Der Wind hat sich nur zum Sonnenuntergang eine kurz Verschnaufpause gegönnt, dann hat er es sich aber doch wieder anders überlegt und uns weiter kräftig durchgeschaukelt. Aus dem „Westdrehend“ ist auch nichts geworden, so fahren wir bei runden 20kn immer noch hart am Wind. Die Welle und der Wind machen unsere Fahrt nicht gerade gemütlich. Man muss das schon mögen und wenn einen im Dunkeln eine Welle wieder und wieder gegen die Tischkante schubst, dann brauchen auch wir etwas, um uns das schön zu reden.
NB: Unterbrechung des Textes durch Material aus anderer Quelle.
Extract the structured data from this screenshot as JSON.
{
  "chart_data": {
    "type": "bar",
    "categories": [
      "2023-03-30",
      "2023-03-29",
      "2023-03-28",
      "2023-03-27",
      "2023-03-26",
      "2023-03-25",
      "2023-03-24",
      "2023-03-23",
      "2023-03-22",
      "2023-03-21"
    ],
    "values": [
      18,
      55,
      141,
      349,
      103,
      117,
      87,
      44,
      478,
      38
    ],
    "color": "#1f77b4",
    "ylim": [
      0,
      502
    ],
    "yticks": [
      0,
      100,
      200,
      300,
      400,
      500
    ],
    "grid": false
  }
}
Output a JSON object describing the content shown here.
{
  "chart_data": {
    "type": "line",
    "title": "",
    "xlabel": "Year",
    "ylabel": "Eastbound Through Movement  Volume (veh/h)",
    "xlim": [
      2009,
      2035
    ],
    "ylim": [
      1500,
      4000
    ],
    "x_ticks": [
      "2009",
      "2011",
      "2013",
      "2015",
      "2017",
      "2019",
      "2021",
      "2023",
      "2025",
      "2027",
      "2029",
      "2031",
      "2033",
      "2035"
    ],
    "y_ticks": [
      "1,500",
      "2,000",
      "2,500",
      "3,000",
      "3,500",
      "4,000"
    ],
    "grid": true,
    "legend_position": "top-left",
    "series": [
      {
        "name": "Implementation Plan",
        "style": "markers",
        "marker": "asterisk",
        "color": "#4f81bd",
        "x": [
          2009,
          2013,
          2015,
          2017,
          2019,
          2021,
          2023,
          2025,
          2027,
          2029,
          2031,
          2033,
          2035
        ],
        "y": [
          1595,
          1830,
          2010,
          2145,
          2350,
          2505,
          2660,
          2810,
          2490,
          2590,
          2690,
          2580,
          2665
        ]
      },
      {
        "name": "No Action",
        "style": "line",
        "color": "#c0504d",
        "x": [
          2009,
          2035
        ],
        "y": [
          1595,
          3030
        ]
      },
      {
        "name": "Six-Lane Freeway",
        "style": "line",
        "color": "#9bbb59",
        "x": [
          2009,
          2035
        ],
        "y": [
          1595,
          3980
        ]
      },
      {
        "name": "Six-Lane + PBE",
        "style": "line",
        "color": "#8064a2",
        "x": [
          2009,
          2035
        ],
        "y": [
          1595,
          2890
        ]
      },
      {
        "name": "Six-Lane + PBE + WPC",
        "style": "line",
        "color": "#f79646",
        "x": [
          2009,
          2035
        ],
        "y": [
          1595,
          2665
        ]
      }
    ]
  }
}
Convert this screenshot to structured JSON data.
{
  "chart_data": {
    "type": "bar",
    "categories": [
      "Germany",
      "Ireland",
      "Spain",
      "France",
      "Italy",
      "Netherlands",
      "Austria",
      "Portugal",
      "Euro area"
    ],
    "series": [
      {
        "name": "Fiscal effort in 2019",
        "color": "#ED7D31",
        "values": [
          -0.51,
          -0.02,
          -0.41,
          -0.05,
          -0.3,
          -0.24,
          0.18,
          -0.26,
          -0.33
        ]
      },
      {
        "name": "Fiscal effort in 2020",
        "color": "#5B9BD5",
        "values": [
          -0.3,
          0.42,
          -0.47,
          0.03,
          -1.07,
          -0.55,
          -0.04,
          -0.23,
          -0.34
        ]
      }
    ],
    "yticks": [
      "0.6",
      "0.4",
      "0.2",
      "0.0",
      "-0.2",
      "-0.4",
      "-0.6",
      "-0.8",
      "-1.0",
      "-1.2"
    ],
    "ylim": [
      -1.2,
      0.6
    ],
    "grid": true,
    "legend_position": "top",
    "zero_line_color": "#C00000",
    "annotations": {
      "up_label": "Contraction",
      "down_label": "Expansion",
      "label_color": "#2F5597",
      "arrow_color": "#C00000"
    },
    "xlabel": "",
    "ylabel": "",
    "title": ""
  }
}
Vom eigentlichen Sonnenaufgang bekomme ich nicht viel mit. Astrid hat Wache. Von unseren grundsätzlichen Wachplanüberlegungen, tagsüber 4 Stunden, nachts und zur Dunkelheit jeder 3, also die Hälfte, ist bisher nicht viel übrig geblieben. Zu Anfang waren wir wohl einfach zu aufgeregt, dann war es für unsere Mägen doch besser draußen zu bleiben und dann fuhren wir genau zum Einbruch der Nacht in den Großen Belt ein. Da ist am Samstagabend ordentlich was los, unter anderem reihen sich die Kreuzfahrtschiffe und die Fähren nach Skandinavien dicht aneinander. Samstags ist wohl auch auf den Kreuzfahrern Bettenwechsel. So haben wir jeder nur 2 mal eine halbe Stunde Schlaf bekommen. Das ging auch bis zum Morgen ganz gut, aber dann mussten wir wirklich abwechselnd mal etwas länger schlafen.

So sitze ich hier nun gegen 6:30 zu meiner Wache im Salon und schreibe diesen Blog, während ich den inzwischen nicht mehr vorhandenen Schiffsverkehr durch die großen Scheiben beobachte. Die Heizung brummt dazu und macht es dem Wachgänger etwas leichter. So langsam bekomme ich das Gefühl: „Ja, so könnte es gehen.“ Der Stress hat etwas nachgelassen und die Seebeine sind auch schon wieder ein ganzes Stück gewachsen. Auf Bürostühlen verkümmern die im Winter wohl besonders schnell.

Ich habe inzwischen einen Bärenhunger auf etwas Warmes und Salziges. Nur Brot und Tee ist bei diesem Wetter auch nichts Richtiges. Als Astrid dann gegen 9:00 aus der Koje krabbelt, frage ich sie, wann sie das letzte Mal Erbsensuppe mit Extrakartoffeln Pfingstsonntag zum Frühstück hatte. Noch NIE, also los!

„Sonntagsfrühstück mal anders."

„Sonntagsfrühstück mal anders."

Vormittags reißt dann auch langsam die Wolkendecke auf und die Sonne beginnt zu wärmen. Der Wind ist zwar immer noch schneidend kalt, aber hinter dem Decksalon im Windschatten ist es richtig schön. Die kalten Knochen tauen wieder auf. Erst zum Mittag kommt wirklich der Winddreher auf West und dann zum frühen Nachmittag sogar auf Süd. Wir nehmen das schlackernde Vorsegel weg und fahren nur mit Groß platt vor dem Wind Richtung Nord.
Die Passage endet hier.